Maillard, reactive lysine, amino acid digestibility


Feed cost represents 70% of the total cost of poultry and pork production (Patience et al., 2015); therefore, a number of processing techniques have been developed to maximize utilization of nutrients in feed ingredients and diets for optimum animal growth performance. Oilseed meals are commonly exposed to varying degrees of heat to remove solvents used during oil extraction, increase nutrient digestibility, improve storage life, and to reduce anti-nutritional factors (Liener, 1994; Rehman and Shah, 2005; Goebel and Stein, 2011). Heat is also applied in the production of distillers dried grains with solubles (DDGS) from dry grind ethanol facilities during the liquefaction and drying stages (Bothast and Schlicher, 2005). Thus, heat treatment of many processed feed ingredients is a necessity. However, excessive heat results in reduced nutrient digestibility due to formation of Maillard reaction products (González-Vega et al., 2011; Pahm et al., 2008).
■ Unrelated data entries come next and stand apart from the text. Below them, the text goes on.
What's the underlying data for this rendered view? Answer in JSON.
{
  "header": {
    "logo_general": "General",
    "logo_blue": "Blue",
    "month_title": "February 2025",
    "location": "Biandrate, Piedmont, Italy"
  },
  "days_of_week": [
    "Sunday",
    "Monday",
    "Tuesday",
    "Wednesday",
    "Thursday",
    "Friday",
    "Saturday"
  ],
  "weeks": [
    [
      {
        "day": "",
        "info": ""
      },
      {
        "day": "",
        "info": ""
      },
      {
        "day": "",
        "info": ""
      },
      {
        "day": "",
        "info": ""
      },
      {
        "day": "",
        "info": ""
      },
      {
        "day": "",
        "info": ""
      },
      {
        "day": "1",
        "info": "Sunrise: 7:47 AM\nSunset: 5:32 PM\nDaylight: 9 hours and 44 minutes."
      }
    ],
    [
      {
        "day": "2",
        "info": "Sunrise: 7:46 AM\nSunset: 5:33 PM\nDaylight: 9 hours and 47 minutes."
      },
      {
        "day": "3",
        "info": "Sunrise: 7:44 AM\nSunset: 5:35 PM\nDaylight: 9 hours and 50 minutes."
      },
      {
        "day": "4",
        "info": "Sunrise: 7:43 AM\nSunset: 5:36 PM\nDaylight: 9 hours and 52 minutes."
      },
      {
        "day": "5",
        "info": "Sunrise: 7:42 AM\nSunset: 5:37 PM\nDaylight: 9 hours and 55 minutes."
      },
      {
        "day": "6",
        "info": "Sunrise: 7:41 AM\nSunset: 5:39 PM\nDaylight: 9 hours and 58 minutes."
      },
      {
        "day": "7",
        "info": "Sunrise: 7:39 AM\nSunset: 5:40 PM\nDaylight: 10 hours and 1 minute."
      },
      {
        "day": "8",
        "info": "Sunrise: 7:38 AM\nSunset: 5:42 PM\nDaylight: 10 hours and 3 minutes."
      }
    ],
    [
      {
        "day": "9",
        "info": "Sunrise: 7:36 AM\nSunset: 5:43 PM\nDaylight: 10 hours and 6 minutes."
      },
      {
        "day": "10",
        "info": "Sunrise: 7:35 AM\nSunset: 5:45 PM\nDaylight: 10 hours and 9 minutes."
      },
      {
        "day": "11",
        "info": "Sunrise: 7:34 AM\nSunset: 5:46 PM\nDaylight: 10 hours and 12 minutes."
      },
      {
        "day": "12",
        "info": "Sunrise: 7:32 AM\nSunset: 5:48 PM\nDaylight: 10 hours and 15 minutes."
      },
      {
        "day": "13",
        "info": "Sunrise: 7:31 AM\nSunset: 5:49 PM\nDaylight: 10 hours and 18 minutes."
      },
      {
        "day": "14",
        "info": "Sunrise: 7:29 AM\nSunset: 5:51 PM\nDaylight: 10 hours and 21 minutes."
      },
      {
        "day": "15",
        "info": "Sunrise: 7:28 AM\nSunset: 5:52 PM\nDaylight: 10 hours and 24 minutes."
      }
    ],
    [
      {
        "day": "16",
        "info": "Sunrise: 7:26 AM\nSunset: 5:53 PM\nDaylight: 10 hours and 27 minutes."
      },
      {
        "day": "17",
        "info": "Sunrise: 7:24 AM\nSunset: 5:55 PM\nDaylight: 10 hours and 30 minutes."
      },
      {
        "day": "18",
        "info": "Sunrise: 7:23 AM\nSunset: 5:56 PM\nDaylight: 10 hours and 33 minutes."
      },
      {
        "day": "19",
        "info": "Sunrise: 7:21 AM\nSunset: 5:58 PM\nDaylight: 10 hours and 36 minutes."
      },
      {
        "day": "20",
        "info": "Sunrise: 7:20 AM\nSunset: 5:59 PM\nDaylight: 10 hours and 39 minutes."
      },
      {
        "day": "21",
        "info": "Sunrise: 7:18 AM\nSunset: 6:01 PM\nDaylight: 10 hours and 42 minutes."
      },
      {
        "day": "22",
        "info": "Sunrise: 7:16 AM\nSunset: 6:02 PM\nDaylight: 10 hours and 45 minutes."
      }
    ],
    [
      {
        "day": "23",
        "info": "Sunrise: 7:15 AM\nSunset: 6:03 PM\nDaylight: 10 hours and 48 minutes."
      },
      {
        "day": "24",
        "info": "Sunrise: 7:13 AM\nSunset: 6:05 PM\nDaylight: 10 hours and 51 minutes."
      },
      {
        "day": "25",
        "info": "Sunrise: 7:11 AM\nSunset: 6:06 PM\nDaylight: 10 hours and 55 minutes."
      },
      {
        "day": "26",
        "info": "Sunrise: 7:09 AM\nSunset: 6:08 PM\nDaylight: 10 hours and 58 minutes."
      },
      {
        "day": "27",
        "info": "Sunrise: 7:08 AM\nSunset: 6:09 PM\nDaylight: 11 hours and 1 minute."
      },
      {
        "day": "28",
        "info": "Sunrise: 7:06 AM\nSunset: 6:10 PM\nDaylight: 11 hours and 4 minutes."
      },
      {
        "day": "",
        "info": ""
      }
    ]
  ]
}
Maillard reaction involves the reaction of reducing sugars with the terminal/Ɛ-amino group of amino acids (AA; particularly Lys), and products of the Maillard reaction can render AA in diets and/or feed ingredients unavailable (Finot and Magnenat, 1981). Factors affecting the rate of formation of Maillard reaction products include temperature, pH, substrate, and water activity, and each of these factors may affect the kinetics of the reactions in specific ways. Caramelization, which involves the oxidation of sugars and is another form of heat damage may also take place (Pahm et al., 2008). Formation of enzymatically resistant bonds between ε-amino groups of Lys and carboxyl groups of Glu and Asp can also occur, and these indigestible peptides can reduce protein digestibility and block AA transport across the intestinal wall (Dworschák, 1980). Other consequences of heat damage include conversion of some of the L-forms of AA into D-forms (racemization) and formation of lysinoalanine (Hirano et al., 1973; Meade et al., 2005). The objective of this contribution is to review the current understanding about heat damage, stages and products of Maillard reaction, and measurement of reactive Lys in diets and feed ingredients. Effects of heat damage in feed ingredients and diets on nutrient digestibility and growth performance of pigs will also be discussed.